ダッシュボードでエージェントのゲートを設定する際、query parameter で渡したいフィールドのキーを HubSpot のプロパティ内部名と揃えてください。具体的な手順は HubSpot ランディングページとの連携 > ゲートの設定 を参照してください。

ハマりやすい注意点

  • 二重 URL エンコード禁止 — HubSpot は配信時に自動でエンコードを適用します。変数を encodeURIComponent で囲ったり、% を手書きで含めないでください
  • 空文字列は prefill 失敗email 等が連絡先に未設定の場合、?email= のように空で展開されゲートのバリデーションを通らず、autoconfirm も発動しません。配信前に HubSpot のリスト条件で除外してください
  • クリックトラッキング有効時のリダイレクト — HubSpot のメールクリックトラッキングが有効な場合、リンクは中間 URL(https://[portal].hs-sites.com/... 等)を経由します。最終的に Turnint AI には正しく query parameter が渡りますが、メールクライアントのリンクプレビューでは中間 URL が見える点に留意してください
  • Sandbox / 本番ポータルの差hs_object_id などの Contact ID は HubSpot ポータル単位で別空間です。Sandbox でテストした URL を本番運用で再利用しないでください
  • メールクライアント側のリンク改変 — Gmail / Outlook の安全リンクラッピングや、社内プロキシによる URL 改変で query parameter が消失したり付加情報が混ざる可能性があります。ユーザー環境で再現する場合は環境固有の挙動として確認してください
  • 配信前のプレビュー必須 — 連絡先ごとに展開された URL を HubSpot のプレビューで必ず目視し、想定どおりの値が入っているか確認してください

セキュリティ配慮

email を URL に含めることの設計上の整理

Turnint AI では、ユーザー識別のために email を URL の query parameter として渡すことを推奨しています。一見すると平文の連絡先情報を URL に載せることに抵抗を感じるかもしれませんが、この設計は次の前提に基づいています。
  • HubSpot からのメール配信は TLS で行われ、HubSpot のクリックトラッキングを経由する場合のリダイレクトサーバーも HubSpot の信頼境界内にあります
  • Turnint AI のバックエンドでは、email は人物 / HubSpot コンタクトとの突合に用いるための受け渡しが必要です(識別に使われるキーは name email phone company role の 5 種に限定されています)

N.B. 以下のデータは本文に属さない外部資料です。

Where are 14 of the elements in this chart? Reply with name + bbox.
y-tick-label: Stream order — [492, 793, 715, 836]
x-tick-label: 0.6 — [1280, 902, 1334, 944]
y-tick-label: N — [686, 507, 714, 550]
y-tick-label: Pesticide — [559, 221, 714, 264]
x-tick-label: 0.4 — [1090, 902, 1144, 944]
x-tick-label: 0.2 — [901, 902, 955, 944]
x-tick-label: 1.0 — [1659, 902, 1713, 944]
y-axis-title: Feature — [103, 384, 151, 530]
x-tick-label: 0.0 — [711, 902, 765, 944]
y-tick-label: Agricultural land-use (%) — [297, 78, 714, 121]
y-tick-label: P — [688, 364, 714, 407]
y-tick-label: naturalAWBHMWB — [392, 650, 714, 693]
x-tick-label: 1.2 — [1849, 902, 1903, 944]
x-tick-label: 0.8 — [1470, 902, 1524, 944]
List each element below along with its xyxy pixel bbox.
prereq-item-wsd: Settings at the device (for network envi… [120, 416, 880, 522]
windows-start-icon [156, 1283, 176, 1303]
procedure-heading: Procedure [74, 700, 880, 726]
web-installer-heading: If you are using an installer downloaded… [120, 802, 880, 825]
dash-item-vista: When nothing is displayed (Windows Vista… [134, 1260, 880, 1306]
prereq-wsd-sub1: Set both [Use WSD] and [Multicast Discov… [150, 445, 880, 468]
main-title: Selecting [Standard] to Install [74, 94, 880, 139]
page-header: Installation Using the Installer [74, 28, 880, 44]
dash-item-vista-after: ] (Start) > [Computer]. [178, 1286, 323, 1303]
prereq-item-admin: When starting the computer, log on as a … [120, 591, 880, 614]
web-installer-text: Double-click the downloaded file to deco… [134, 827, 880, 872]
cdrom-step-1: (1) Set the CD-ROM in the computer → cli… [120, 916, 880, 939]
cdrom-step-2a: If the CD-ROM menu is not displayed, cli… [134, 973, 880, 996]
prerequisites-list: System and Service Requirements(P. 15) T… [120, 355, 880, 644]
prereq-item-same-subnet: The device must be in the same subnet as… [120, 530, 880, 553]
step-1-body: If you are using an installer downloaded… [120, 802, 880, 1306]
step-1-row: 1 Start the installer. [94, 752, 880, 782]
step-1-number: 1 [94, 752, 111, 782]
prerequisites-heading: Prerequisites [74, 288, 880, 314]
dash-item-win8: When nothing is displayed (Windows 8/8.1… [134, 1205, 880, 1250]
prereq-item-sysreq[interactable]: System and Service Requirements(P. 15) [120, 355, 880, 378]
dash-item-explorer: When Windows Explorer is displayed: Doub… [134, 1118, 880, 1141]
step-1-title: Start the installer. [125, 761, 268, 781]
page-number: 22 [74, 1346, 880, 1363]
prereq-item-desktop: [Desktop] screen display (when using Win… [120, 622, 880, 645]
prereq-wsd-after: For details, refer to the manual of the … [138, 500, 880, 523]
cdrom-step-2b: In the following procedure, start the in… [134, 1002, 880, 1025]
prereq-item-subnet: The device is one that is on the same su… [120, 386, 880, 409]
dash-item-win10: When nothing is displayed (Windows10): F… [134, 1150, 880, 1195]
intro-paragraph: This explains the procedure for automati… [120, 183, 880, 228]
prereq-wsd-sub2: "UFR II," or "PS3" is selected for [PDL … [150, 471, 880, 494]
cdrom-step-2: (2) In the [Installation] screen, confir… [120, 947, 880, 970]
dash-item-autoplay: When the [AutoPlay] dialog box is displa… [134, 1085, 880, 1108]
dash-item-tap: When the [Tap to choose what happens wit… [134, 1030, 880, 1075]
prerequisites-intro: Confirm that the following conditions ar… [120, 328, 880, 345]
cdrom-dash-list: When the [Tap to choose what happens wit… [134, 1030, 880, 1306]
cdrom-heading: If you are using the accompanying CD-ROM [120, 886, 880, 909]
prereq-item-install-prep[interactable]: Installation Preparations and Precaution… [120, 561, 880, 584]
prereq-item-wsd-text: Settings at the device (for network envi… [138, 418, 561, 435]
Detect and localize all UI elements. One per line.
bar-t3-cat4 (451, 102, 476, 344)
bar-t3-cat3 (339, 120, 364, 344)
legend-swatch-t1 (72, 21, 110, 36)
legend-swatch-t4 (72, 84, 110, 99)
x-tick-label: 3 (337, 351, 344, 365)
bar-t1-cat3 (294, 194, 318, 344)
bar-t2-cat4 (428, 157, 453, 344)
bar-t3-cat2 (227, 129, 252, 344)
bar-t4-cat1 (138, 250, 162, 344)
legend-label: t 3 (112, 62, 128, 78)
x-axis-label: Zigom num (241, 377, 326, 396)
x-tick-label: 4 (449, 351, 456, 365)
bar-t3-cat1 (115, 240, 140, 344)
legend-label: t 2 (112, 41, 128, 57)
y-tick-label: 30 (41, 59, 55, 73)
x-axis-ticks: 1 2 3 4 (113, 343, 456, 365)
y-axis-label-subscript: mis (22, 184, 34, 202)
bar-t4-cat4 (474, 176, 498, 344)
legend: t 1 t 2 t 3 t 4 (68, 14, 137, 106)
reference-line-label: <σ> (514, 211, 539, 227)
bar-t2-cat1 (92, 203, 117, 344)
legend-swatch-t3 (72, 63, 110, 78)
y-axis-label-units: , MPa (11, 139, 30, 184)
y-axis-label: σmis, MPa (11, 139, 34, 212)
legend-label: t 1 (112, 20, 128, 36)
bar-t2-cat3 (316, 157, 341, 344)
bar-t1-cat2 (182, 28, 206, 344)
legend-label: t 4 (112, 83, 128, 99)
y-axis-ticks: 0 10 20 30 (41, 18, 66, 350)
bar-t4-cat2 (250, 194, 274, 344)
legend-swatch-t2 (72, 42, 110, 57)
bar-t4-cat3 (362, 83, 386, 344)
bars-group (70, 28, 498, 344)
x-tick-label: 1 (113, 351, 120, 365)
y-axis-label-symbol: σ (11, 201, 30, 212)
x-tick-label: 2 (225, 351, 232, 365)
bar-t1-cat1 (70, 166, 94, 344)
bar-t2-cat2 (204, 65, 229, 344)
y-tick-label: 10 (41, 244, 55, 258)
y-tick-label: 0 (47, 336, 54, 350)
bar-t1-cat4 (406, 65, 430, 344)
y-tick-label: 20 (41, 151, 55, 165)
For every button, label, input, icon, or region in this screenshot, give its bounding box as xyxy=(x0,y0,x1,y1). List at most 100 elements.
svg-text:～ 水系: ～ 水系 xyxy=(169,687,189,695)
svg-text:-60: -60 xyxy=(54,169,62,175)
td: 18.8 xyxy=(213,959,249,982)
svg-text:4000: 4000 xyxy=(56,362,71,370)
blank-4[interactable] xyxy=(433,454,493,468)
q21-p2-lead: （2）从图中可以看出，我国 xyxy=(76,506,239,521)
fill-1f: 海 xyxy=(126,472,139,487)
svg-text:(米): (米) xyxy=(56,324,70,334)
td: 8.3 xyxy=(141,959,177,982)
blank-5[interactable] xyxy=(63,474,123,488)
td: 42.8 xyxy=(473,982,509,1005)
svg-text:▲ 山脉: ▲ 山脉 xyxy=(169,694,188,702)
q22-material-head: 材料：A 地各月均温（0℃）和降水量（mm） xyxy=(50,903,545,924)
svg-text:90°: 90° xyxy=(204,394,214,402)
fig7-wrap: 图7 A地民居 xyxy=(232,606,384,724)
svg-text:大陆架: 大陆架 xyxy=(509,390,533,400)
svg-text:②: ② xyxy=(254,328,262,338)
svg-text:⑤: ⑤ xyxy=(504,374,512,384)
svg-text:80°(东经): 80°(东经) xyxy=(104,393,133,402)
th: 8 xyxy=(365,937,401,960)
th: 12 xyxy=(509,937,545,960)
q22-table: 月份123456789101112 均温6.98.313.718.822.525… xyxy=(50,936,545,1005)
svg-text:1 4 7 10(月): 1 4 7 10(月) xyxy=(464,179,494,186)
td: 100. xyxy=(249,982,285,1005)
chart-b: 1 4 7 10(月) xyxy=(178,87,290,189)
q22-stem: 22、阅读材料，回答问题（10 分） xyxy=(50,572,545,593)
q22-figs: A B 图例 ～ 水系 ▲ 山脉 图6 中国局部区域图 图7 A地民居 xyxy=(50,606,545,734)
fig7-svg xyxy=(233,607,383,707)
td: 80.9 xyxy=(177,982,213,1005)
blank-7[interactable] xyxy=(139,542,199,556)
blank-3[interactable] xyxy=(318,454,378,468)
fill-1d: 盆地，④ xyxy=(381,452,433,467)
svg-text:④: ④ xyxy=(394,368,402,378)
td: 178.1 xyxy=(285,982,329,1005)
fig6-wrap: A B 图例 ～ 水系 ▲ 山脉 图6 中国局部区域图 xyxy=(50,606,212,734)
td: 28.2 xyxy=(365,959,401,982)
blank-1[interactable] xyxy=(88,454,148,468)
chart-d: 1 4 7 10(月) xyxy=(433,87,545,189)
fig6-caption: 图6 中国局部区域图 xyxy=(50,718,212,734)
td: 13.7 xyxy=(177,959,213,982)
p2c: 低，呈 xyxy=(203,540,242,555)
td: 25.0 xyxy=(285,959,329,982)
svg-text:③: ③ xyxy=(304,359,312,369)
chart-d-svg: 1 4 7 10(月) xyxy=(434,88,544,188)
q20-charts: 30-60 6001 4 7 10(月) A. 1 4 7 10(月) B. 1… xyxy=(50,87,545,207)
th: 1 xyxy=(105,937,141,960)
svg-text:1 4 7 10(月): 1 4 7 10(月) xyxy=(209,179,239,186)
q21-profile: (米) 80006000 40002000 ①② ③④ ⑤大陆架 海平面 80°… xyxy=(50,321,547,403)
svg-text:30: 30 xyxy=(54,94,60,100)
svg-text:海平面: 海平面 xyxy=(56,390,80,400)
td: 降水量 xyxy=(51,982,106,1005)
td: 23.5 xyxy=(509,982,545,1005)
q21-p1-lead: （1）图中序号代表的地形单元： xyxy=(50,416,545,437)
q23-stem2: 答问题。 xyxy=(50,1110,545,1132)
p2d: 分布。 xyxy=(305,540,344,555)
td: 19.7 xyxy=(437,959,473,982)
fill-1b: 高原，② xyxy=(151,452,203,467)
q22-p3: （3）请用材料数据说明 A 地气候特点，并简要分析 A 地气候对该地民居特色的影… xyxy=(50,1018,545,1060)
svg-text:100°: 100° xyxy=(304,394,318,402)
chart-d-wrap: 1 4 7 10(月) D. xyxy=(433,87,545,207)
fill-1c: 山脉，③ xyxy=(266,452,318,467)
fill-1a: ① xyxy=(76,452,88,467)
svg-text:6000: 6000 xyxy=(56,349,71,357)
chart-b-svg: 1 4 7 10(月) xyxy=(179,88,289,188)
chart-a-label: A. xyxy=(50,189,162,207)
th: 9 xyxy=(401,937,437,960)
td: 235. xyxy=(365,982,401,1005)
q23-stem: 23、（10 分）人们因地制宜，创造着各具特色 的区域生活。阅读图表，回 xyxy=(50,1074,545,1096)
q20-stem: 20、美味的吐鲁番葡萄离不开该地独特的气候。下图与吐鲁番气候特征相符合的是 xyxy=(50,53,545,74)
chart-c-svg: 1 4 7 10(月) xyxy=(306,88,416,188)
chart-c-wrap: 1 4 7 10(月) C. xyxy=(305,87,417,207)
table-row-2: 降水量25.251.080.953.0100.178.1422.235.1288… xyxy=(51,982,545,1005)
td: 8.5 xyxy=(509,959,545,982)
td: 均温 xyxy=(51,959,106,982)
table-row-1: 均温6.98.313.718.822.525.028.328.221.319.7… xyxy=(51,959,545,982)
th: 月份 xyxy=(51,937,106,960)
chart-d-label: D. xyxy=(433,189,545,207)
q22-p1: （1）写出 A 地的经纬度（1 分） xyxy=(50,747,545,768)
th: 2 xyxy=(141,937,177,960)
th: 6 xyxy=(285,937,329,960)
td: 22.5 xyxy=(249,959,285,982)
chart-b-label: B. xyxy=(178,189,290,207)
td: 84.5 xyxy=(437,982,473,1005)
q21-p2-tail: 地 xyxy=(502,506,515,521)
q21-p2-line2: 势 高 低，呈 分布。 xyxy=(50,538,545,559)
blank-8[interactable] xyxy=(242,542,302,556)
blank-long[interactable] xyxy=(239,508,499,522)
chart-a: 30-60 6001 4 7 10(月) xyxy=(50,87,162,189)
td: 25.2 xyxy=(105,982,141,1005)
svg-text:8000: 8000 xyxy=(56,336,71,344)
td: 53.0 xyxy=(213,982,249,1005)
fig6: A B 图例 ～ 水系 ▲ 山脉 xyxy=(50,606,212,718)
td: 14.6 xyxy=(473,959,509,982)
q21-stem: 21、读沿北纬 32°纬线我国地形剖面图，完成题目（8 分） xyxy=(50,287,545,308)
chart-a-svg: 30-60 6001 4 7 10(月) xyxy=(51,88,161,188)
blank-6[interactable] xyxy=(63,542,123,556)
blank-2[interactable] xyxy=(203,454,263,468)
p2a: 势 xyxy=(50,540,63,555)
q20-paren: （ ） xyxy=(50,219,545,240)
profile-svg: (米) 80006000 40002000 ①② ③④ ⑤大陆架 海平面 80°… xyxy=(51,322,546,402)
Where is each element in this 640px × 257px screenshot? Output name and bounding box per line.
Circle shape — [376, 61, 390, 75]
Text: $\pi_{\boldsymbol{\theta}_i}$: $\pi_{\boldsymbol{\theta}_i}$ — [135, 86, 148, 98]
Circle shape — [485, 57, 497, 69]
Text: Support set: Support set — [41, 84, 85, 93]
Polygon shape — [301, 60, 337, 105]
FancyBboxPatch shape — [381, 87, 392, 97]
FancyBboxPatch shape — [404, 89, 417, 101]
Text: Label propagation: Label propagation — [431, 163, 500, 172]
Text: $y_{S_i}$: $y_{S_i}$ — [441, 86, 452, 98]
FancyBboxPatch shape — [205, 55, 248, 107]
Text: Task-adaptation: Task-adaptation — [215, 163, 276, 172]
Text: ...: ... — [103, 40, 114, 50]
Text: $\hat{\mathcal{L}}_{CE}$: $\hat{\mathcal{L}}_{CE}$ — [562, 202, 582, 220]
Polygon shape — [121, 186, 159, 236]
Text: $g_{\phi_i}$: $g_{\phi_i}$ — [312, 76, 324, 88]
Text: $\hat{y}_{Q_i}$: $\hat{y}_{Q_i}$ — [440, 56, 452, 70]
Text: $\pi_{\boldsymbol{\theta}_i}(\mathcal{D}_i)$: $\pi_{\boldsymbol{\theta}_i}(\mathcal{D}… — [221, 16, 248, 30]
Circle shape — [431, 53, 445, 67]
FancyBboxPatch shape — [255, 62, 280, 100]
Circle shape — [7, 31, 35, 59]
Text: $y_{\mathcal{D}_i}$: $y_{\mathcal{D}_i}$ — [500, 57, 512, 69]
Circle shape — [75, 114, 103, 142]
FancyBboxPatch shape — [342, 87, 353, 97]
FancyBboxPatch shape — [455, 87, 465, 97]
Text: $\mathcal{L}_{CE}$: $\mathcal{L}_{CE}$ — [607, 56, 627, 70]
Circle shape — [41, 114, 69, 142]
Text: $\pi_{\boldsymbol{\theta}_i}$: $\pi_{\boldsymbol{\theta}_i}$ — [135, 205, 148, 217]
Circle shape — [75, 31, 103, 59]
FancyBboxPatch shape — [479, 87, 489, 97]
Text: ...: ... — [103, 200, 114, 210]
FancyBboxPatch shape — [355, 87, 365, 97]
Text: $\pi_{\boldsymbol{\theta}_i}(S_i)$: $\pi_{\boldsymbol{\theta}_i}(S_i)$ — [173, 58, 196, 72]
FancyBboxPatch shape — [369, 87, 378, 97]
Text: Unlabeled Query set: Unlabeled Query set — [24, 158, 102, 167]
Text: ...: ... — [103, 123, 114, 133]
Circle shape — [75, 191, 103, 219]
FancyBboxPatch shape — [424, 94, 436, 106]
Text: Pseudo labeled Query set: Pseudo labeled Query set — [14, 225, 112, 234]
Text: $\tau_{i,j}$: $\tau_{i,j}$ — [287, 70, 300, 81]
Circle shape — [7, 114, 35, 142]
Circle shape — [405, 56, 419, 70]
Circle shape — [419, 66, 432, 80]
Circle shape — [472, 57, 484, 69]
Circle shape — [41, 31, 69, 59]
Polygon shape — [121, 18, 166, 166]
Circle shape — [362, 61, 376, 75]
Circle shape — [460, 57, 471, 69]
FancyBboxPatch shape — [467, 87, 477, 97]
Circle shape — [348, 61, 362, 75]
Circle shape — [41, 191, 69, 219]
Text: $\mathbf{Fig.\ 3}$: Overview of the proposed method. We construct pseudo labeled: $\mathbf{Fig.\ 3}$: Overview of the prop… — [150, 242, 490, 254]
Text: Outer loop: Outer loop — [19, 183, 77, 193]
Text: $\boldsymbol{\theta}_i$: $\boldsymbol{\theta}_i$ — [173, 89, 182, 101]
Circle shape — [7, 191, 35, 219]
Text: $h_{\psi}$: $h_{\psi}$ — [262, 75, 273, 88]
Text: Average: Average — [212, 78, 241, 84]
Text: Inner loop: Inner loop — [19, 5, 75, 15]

Referrer-Policy と外部リンクの取り扱い

Turnint AI のポータル URL には email などが含まれるため、ポータルページから外部サイトへ遷移する際、Referer ヘッダ経由でこれらの値が漏洩する懸念があります。エージェントセッション中はアウトバウンドリンクを設けない設計が前提のため通常は問題になりませんが、エージェントの応答に外部リンクを含める設計を採用する場合は、ポータルの HTML レスポンスに Referrer-Policy: strict-origin-when-cross-origin を最低ライン、より厳格な strict-origin または same-origin を望ましい設定として検討してください。

クリックトラッキングと URL 改変

HubSpot のメールクリックトラッキングが有効な場合、リンクは中間 URL を経由します。Turnint AI への最終的な query parameter は保持されますが、社内プロキシやメールセキュリティゲートウェイによる URL 改変で、リンクが破壊されたり余分なパラメータが追加されるケースが稀にあります。重要な配信の前にはテストアカウントで実配信検証を行ってください。